Nervt oder ehrt es Sie, dass Sie immer wieder bei anderen Klubs gehan­delt werden?
Grund­sätz­lich ist es ein Lob, klar. Ich habe in Ingol­stadt aber einen lang­fris­tigen Ver­trag (endet im Juni 2016, d. Red.) unter­schrieben – ohne Aus­stiegs­klausel. Dem­entspre­chend iden­ti­fi­ziere ich mich voll und ganz mit der Auf­gabe. Eines kann ich aber nicht leugnen: Meine Reak­tion war nicht gerade cool, als ich das erste Mal mit einem Bun­des­li­gisten in Ver­bin­dung gebracht wurde.

Sie meinen die Anfrage der SpVgg Greu­ther Fürth im Winter 2013?

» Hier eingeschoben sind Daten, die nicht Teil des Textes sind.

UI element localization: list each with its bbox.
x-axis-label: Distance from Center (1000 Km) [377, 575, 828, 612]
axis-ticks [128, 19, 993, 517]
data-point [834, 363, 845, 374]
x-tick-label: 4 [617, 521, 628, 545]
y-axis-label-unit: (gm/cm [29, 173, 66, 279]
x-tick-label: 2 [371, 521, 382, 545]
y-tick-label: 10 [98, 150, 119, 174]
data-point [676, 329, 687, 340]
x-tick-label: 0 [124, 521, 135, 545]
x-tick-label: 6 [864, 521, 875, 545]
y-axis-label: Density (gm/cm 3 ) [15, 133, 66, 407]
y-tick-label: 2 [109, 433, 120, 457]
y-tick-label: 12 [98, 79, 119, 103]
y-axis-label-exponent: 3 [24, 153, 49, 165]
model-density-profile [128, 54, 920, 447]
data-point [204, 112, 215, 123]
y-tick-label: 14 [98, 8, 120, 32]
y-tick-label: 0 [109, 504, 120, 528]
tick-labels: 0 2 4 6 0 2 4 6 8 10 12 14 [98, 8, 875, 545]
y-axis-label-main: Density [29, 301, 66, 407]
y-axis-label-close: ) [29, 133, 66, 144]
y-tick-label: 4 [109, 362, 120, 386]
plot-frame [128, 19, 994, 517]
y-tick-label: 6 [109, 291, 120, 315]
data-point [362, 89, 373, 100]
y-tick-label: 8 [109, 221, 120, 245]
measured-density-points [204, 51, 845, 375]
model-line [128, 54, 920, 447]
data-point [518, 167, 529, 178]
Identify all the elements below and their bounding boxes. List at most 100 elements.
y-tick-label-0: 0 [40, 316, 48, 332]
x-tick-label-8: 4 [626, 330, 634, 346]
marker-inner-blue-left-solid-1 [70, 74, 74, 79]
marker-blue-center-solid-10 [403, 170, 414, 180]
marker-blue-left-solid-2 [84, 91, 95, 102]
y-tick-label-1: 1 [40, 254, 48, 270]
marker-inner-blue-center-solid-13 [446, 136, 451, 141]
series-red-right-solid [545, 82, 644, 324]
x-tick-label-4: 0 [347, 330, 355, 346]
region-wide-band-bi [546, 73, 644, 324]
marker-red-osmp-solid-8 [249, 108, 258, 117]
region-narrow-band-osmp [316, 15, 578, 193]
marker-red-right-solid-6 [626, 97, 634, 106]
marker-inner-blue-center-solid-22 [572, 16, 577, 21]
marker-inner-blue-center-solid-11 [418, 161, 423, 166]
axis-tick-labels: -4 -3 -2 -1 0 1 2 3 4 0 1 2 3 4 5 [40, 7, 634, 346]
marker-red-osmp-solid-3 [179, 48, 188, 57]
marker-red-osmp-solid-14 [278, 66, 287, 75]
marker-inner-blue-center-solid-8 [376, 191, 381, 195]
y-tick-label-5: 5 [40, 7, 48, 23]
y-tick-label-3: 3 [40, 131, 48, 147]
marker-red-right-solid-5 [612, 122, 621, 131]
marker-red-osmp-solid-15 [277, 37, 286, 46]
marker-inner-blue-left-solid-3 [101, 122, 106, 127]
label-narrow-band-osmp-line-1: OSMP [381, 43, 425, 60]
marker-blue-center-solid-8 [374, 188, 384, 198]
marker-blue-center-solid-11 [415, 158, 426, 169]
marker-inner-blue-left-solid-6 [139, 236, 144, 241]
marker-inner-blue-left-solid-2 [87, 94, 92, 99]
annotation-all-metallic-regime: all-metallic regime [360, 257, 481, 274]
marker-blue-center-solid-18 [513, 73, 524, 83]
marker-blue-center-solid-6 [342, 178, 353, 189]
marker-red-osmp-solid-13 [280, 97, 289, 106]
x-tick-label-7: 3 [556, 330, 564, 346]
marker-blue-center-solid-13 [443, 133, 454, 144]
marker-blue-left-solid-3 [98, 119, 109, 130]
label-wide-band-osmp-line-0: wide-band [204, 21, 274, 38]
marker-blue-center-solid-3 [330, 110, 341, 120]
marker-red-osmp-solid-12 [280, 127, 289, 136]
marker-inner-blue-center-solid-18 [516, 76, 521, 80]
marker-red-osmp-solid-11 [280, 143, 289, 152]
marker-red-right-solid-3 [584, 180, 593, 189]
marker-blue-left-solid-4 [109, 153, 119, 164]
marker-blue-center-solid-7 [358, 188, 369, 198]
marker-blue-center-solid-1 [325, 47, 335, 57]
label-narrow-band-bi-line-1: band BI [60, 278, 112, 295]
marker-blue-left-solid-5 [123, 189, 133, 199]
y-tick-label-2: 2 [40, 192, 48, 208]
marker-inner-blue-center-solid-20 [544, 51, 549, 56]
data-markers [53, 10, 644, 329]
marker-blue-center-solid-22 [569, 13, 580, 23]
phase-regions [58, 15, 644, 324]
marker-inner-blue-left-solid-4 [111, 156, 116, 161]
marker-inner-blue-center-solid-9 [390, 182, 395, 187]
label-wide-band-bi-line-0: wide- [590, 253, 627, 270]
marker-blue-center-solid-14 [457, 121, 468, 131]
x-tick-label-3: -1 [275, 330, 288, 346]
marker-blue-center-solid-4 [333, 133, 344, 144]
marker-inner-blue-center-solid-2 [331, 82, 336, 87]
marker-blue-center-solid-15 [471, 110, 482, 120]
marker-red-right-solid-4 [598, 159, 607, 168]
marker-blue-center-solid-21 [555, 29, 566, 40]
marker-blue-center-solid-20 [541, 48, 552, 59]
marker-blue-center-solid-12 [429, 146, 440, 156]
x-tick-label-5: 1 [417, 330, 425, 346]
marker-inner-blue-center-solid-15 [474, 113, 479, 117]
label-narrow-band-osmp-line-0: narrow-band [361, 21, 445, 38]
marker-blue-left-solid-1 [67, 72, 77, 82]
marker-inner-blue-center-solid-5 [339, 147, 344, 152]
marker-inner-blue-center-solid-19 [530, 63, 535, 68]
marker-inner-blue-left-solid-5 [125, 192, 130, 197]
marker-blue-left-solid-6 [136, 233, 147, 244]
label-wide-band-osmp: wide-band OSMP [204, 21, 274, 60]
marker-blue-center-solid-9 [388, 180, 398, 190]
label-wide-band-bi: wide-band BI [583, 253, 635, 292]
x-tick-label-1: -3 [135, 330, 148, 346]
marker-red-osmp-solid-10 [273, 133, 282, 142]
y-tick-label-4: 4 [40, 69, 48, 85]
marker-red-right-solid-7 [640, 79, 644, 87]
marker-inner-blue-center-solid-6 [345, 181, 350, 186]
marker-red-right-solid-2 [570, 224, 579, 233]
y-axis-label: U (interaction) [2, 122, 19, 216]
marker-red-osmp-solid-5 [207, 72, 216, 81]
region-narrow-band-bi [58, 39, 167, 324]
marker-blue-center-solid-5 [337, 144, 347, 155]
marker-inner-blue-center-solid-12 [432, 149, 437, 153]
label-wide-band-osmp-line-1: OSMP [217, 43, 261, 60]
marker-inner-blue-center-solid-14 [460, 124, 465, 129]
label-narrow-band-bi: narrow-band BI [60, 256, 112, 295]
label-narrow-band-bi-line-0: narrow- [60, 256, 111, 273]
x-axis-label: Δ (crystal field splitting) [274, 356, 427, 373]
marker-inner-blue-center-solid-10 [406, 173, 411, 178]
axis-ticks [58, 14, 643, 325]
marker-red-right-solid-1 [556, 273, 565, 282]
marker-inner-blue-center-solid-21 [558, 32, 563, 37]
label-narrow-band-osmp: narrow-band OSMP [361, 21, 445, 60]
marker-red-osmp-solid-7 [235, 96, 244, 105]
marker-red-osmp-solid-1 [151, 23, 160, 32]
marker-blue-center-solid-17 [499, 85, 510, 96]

Ja. Damals fiel es mir unheim­lich schwer, das Thema bei­seite zu schieben. So etwas wir­belt den kom­pletten Alltag durch­ein­ander. Inzwi­schen gehe ich wesent­lich cooler mit sol­chen Anfragen um.

Es stimmt aber, dass Ihnen in den ver­gan­genen Monaten einige Anfragen vor­ge­legt wurden, oder?
Das will ich nicht kom­men­tieren. Nur soviel: Wenn ich weiter erfolg­reich als Trainer arbeite, läuft mir die Bun­des­liga nicht davon. Ich glaube übri­gens: Am Schönsten ist es, wenn man es irgend­wann auf sport­li­chem Weg dorthin schafft – und nicht durch einen Klub­wechsel.